The galling thing is that most of the state and municipal problems can be solved by the state and municipal governments doing their jobs as they used to do fifty years ago. Cities need to police the streets, put out fires, run the schools and keep the streets repaired. That’s it. States have other things like ports and highways, but there are no new challenges facing human societies that require novel solutions. But, the sociopaths in politics can’t bray about those mundane things so they launch new programs and abandon their duties.

It’s the Antoninus problem. Antoninus was the emperor who followed Hadrian. Everyone knows something about Hadrian, the guy who left the famous wall in Britain. No one knows anything about Antoninus because nothing interesting happened in his 23 year reign. There were no wars, great economic troubles or revolts. It was one of the most peaceful and prosperous times for the empire. But, no one one remembers him because nothing big happened. Our pols want to be remembered so they are always casting about for something big to do.

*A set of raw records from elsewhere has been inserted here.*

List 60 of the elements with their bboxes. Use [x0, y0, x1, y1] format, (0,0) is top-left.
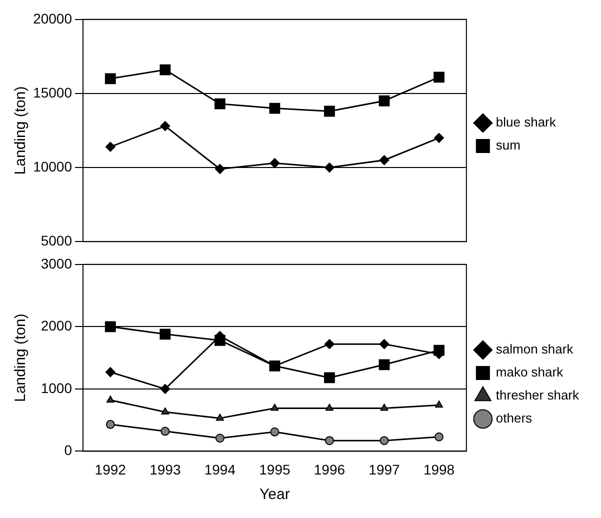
point [434, 432, 444, 442]
x-axis-title: Year [260, 486, 290, 504]
point [160, 328, 171, 340]
point [379, 155, 390, 166]
point [106, 420, 115, 429]
y-tick-label: 15000 [33, 84, 72, 100]
point [214, 164, 225, 174]
point [215, 434, 224, 443]
point [324, 162, 334, 173]
x-tick-label: 1997 [368, 461, 400, 478]
x-tick-label: 1992 [94, 461, 126, 478]
y-tick-label: 3000 [40, 255, 72, 272]
point [270, 427, 280, 436]
legend-label: others [496, 410, 533, 426]
point [216, 414, 224, 421]
legend-label: thresher shark [496, 388, 580, 403]
point [104, 73, 116, 84]
point [324, 436, 334, 446]
y-tick-label: 10000 [33, 158, 72, 174]
point [324, 339, 334, 350]
point [435, 400, 443, 408]
y-tick-label: 0 [64, 442, 72, 458]
x-tick-label: 1995 [259, 461, 290, 478]
y-tick-label: 20000 [33, 10, 72, 26]
legend-label: mako shark [496, 364, 564, 380]
point [380, 404, 388, 411]
point [434, 72, 444, 83]
point [378, 95, 390, 106]
y-tick-label: 5000 [40, 232, 72, 248]
y-axis-title: Landing (ton) [12, 86, 30, 175]
point [269, 102, 280, 114]
x-tick-label: 1993 [150, 461, 181, 478]
point [160, 384, 170, 394]
point [326, 404, 334, 411]
point [324, 106, 335, 117]
y-axis-title: Landing (ton) [12, 314, 30, 402]
point [161, 407, 170, 414]
point [380, 436, 389, 446]
x-tick-label: 1994 [204, 461, 236, 478]
point [104, 321, 116, 332]
point [270, 404, 279, 411]
y-tick-label: 1000 [40, 380, 72, 396]
legend-label: blue shark [496, 114, 556, 130]
point [160, 64, 171, 76]
point [379, 339, 390, 350]
point [106, 396, 114, 403]
point [434, 132, 444, 143]
point [105, 142, 116, 152]
point [160, 426, 170, 436]
legend-label: salmon shark [496, 342, 574, 357]
y-tick-label: 2000 [40, 318, 72, 334]
point [324, 372, 335, 384]
point [160, 121, 170, 132]
x-tick-label: 1996 [314, 461, 346, 478]
point [378, 359, 390, 370]
point [214, 98, 226, 110]
point [270, 158, 280, 168]
legend-label: sum [496, 138, 520, 153]
point [105, 367, 116, 378]
x-tick-label: 1998 [423, 461, 455, 478]
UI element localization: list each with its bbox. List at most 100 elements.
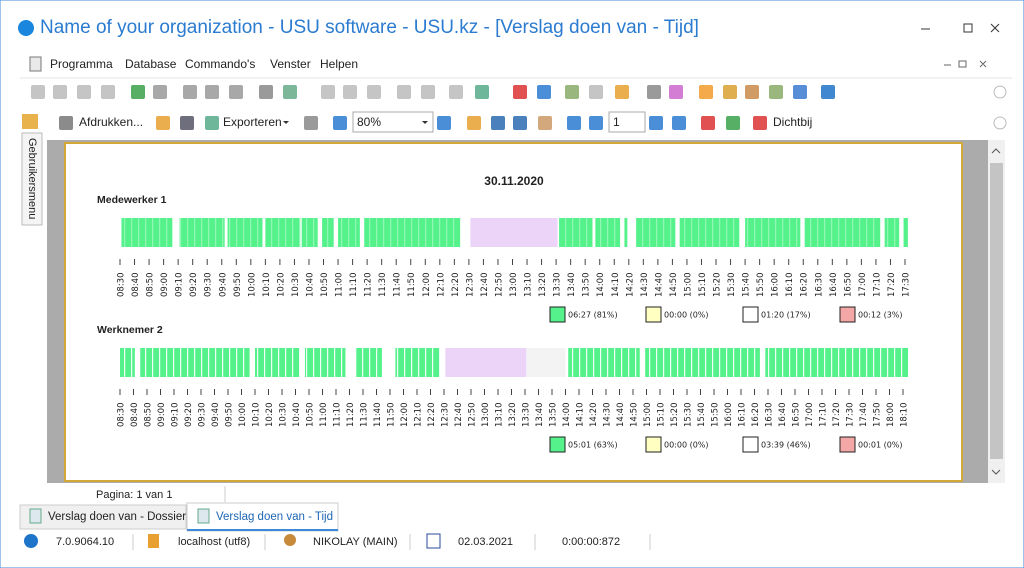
toolbar-icon[interactable] [53, 85, 67, 99]
toolbar-icon[interactable] [259, 85, 273, 99]
page-value: 1 [613, 115, 620, 129]
toolbar-icon[interactable] [437, 116, 451, 130]
menu-item[interactable]: Commando's [185, 57, 255, 71]
status-server: localhost (utf8) [178, 536, 250, 548]
toolbar-icon[interactable] [131, 85, 145, 99]
toolbar-icon[interactable] [321, 85, 335, 99]
toolbar-icon[interactable] [449, 85, 463, 99]
toolbar-icon[interactable] [183, 85, 197, 99]
toolbar-icon[interactable] [513, 85, 527, 99]
toolbar-icon[interactable] [513, 116, 527, 130]
menu-item[interactable]: Venster [270, 57, 311, 71]
scroll-arrows[interactable] [991, 148, 1001, 475]
tick-label: 15:20 [670, 403, 680, 428]
idle-span [470, 218, 558, 247]
toolbar-icon[interactable] [726, 116, 740, 130]
scroll-thumb[interactable] [990, 163, 1003, 459]
toolbar-icon[interactable] [153, 85, 167, 99]
toolbar-icon[interactable] [745, 85, 759, 99]
toolbar-icon[interactable] [669, 85, 683, 99]
mdi-controls[interactable] [944, 60, 987, 68]
toolbar-icon[interactable] [723, 85, 737, 99]
toolbar-icon[interactable] [343, 85, 357, 99]
overflow [993, 116, 1007, 130]
activity-texture [624, 218, 628, 247]
page-input[interactable] [608, 111, 646, 133]
status-date: 02.03.2021 [458, 536, 513, 548]
toolbar-icon[interactable] [753, 116, 767, 130]
toolbar-icon[interactable] [793, 85, 807, 99]
tick-label: 15:00 [683, 273, 693, 298]
toolbar-icon[interactable] [475, 85, 489, 99]
toolbar-icon[interactable] [589, 85, 603, 99]
tick-label: 14:40 [654, 273, 664, 298]
toolbar-icon[interactable] [538, 116, 552, 130]
tick-label: 11:30 [378, 273, 388, 298]
tick-label: 12:30 [465, 273, 475, 298]
tab-active[interactable] [186, 502, 339, 532]
legend-swatch [839, 436, 856, 453]
toolbar-icon[interactable] [647, 85, 661, 99]
activity-texture [559, 218, 593, 247]
toolbar-icon[interactable] [491, 116, 505, 130]
tick-label: 17:20 [832, 403, 842, 428]
overflow [993, 85, 1007, 99]
toolbar-icon[interactable] [567, 116, 581, 130]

The trouble is, layer after layer of new programs, new rules and new departments eventually leads to paralysis. The people shivering in the cold waiting for a bus or train in Boston are getting a taste of what’s coming. In Massachusetts, RomneyCare, the great health care reform of a decade ago, has made everything worse. Another rounds of “reform” and they will have to leave the state to get health care as the whole system will seize up. That’s where it is all headed.

 

4 thoughts on “Grinding To A Halt

  1. Pingback: Rust Never Sleeps, We Can Kill Our Way to Victory, More | IowaDawg Blogging Stuff

  2. Pingback: The Folly Of Political Meddling

  3. It was not only that as Executive Government proliferated the authority and prestige of Congress declined; a time came when Congress realized that a fourth entity called Government was acting in a dimension of its own with a force, a freedom and a momentum beyond any control of the law-making power. Moreover, it was a thing so totally vast, so innumerable in its parts and so apparently shapeless that there was nowhere a mind able to comprehend it. That was when, in 1947, the Congress asked former President Hover to organize a commission to study it scientifically and make it intelligible.
    Three hundred men and women spent sixteen months exploring and charting the domain of Executive Government. Some of it was jungle, some of it was lawless, here and there were little bureaucratic monarchies that seemed to have grown up by themselves; and yet every part of it was very much alive and exercised powers of government, touching the lives of people.
    The full report of the Hoover Commission was never published; its bulk was too repellent.
    The sad fact about the work of the Hoover Commission was that the Commission had no mandate to criticize the extensions of Executive Government in principle or to suggest that any of its activities might be discontinued. The limit of its assignment was to say how they might be organized for greater efficiency. An efficient bureaucracy, although it may cost less, is of course more dangerous to liberty than a bungling bureaucracy.–
    Garet Garrett, 1951

  4. I know, I left the Bay State- my home 28 years ago and it was ratcheting downward then. I can’t imagine what 30 or so more years of liberal excess has done there. I followed the big dig for amusement but feel for the residents. Hint; things are very different in the south. I never thought I could make the transition but here with a – rebel yell. And oh the sweet tea, barbecue and biscuits helped make the move easier. Do miss the lobstah though.